Compiler Warning: Threads may reach barrier out of order

Altera_Forum · ‎08-16-2017

Hi all,

I am writing a matrix vector multiplication kernel code. And I am using two barrier(CLK_LOCAL_MEM_FENCE) in my kernel function. My code works on FPGAs.

However, when I compile my kernel, there is always a Compiler Warning: Threads may reach barrier out of order - allowing at most 2 concurrent workgroups.

I found that if I deleted a for loop in my kernel , the warning will disappear. And if I add the similar for loop to other kernels like vector reduction, the compiler warning appears. The for loop looks like this:

for(uint x = get_local_id(0); x < width; x += get_local_size(0)){

running_sum += row[x] * vector[x];

}

The code inside the loop doesn't matter. Even though there's nothing inside the for loop, the compiler warning still appears.
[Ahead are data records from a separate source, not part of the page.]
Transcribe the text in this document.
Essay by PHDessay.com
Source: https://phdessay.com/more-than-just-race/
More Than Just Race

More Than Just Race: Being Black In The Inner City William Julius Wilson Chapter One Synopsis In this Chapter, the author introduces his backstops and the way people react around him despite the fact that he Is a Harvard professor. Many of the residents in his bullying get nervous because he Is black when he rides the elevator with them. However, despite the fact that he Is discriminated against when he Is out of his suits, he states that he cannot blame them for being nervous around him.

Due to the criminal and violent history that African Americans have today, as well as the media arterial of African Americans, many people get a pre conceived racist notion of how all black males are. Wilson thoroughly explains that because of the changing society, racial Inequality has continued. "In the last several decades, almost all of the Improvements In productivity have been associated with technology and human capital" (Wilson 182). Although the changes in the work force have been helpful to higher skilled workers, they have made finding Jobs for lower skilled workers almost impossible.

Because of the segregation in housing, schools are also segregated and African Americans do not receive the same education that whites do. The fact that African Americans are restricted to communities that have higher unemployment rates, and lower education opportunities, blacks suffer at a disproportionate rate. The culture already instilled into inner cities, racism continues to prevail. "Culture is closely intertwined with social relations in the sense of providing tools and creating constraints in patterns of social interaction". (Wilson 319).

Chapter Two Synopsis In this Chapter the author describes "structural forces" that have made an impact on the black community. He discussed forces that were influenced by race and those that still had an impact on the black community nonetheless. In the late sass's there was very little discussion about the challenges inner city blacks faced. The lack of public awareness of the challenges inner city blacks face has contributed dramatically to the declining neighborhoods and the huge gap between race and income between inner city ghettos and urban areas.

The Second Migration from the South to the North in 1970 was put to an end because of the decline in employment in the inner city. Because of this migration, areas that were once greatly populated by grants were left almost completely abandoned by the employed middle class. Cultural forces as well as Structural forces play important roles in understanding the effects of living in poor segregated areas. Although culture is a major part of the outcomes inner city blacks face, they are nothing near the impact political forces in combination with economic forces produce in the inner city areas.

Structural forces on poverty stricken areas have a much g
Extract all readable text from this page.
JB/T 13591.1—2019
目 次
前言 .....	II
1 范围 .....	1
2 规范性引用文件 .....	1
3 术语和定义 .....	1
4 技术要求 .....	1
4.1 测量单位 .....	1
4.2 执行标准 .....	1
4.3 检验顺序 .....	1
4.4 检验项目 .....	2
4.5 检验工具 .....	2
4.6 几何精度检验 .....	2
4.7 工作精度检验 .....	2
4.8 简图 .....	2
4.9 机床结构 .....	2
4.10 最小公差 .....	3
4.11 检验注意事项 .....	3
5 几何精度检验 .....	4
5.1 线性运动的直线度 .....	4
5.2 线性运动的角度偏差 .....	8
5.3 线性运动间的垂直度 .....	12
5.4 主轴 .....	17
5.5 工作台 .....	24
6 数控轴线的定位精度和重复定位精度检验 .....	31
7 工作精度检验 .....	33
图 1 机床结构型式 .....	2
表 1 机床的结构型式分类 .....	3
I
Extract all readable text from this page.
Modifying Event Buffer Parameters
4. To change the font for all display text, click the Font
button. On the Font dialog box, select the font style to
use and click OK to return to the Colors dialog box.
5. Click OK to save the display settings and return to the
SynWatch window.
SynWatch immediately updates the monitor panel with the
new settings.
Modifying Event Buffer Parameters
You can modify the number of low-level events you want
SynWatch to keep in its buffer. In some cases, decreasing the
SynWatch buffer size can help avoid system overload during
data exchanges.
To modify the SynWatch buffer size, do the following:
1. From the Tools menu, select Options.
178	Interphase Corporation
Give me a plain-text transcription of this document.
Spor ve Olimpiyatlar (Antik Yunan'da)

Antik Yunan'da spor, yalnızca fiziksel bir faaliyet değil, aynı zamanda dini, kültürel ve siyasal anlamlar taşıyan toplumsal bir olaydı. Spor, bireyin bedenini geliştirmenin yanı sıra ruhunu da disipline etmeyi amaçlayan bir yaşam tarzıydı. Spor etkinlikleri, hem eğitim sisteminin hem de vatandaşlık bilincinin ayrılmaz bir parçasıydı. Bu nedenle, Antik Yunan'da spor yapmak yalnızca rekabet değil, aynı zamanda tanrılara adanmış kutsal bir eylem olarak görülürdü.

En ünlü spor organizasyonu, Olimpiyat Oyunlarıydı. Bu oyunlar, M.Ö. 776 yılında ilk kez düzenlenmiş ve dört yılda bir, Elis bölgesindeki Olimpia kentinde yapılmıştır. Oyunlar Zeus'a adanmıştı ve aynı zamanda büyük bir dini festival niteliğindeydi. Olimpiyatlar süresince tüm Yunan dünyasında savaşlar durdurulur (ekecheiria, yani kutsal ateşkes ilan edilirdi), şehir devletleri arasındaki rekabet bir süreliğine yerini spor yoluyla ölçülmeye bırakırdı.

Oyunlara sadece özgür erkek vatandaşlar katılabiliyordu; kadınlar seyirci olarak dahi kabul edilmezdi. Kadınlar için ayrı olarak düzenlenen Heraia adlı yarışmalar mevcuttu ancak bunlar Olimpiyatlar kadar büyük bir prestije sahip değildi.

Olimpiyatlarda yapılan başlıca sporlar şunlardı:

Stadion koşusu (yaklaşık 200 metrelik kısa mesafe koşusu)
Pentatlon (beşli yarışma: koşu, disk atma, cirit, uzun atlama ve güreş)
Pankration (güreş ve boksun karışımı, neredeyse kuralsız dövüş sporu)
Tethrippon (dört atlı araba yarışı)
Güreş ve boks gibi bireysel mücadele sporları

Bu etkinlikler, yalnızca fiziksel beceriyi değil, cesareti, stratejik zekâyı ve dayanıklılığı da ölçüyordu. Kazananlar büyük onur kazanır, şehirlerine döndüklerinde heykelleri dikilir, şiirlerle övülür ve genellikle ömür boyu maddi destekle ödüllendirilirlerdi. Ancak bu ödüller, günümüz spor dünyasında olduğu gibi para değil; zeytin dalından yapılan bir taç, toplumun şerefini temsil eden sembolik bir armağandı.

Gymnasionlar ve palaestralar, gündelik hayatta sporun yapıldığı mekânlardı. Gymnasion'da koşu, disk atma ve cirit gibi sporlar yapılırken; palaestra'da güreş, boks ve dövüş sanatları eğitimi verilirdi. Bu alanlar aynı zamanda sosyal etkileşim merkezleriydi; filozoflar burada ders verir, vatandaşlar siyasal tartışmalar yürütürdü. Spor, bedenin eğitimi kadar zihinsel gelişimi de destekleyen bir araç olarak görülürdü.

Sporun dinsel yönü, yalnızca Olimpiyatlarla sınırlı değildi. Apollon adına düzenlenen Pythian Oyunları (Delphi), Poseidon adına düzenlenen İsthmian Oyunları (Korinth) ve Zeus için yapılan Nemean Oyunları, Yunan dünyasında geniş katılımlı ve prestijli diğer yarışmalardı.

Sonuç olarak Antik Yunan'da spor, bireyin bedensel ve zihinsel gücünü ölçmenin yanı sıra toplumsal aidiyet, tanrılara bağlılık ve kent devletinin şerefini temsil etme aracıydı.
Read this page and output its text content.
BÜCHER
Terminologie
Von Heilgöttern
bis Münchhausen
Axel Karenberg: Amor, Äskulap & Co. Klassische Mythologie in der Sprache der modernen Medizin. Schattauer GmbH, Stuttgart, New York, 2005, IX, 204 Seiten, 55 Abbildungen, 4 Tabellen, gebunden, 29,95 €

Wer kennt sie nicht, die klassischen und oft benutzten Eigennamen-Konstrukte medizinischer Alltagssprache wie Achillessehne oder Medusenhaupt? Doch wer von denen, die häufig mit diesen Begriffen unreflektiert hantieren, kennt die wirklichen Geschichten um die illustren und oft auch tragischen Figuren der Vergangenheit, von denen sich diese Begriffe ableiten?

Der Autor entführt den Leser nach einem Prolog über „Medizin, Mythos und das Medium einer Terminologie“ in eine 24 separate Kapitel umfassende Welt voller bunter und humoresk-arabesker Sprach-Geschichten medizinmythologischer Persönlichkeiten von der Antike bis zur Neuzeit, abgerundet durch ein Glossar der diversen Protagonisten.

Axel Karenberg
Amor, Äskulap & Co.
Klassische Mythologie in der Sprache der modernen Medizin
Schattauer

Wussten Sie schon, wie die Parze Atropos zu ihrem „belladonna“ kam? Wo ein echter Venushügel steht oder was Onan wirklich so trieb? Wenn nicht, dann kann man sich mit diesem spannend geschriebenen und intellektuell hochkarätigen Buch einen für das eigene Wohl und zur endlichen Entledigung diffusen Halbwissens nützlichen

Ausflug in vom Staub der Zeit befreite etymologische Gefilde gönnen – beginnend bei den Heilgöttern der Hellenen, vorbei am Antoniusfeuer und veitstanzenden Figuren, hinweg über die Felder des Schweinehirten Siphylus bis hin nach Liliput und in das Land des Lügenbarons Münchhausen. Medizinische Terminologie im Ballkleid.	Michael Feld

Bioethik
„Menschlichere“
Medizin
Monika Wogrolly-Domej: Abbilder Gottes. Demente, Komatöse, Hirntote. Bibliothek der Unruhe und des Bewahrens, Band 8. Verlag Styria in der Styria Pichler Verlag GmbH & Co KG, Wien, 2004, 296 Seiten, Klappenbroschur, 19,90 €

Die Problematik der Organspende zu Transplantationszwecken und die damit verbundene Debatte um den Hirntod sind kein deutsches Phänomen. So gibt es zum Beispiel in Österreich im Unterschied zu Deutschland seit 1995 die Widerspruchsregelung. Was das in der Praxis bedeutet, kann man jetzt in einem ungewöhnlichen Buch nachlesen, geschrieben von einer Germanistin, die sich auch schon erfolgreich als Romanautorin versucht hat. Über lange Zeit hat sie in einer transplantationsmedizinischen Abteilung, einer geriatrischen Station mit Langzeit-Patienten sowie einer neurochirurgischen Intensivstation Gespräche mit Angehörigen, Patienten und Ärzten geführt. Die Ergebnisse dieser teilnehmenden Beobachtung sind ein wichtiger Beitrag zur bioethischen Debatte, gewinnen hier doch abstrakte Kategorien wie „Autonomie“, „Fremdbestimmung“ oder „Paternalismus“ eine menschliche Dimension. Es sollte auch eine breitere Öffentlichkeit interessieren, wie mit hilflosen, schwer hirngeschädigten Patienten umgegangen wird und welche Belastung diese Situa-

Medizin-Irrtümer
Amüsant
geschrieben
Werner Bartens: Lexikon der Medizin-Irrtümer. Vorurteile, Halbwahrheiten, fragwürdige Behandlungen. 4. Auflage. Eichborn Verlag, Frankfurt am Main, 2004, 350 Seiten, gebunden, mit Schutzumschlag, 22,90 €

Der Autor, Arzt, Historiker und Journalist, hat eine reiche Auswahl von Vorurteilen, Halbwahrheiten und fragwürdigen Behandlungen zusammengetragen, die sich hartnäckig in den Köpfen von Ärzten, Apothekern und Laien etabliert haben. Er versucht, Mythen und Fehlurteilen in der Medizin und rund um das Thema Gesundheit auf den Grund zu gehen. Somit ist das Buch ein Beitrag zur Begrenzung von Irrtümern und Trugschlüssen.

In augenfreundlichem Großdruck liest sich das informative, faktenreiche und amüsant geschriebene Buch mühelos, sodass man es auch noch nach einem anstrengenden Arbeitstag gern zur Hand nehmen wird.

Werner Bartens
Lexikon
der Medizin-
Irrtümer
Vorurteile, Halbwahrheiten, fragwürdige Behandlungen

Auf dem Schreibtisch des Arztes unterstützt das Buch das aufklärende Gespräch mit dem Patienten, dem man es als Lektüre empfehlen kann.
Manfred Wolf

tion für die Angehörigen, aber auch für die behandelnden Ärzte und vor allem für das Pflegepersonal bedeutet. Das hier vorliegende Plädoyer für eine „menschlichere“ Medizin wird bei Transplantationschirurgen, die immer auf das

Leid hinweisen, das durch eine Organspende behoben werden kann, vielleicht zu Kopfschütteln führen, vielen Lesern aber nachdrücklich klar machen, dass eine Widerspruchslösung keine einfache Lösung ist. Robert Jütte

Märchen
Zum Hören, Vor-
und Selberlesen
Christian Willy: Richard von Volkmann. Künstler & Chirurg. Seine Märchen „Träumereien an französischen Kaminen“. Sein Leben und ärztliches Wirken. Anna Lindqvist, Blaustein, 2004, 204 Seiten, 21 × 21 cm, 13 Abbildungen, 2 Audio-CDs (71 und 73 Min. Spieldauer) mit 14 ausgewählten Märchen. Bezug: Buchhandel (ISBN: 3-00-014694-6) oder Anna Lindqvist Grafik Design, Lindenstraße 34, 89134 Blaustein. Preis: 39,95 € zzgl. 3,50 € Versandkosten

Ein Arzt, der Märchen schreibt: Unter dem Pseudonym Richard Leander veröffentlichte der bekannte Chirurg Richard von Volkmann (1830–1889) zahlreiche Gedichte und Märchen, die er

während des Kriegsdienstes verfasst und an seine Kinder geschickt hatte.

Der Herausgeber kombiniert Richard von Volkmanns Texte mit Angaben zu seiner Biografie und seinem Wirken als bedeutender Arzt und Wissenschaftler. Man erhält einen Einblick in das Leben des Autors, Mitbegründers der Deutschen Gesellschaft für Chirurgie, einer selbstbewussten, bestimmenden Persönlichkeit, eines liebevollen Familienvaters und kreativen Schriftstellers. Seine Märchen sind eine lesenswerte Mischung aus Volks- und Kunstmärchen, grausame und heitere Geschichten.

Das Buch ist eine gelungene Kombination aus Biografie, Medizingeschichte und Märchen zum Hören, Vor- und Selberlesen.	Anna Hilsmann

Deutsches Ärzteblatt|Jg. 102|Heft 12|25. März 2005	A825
So how to solve the problem? :)

Altera_Forum · ‎08-17-2017

Since the header of your loop depends on local id and each work-item in the work-group will traverse the loop for a different number of iterations, the compiler cannot determine the order at which the work-items exit the loop and reach the barrier after it at compile time and hence, gives you that warning. You don't have to fix this warning, but if you want to, you should write your code in a way that every work-item does the same number of operations before reaching the next barrier.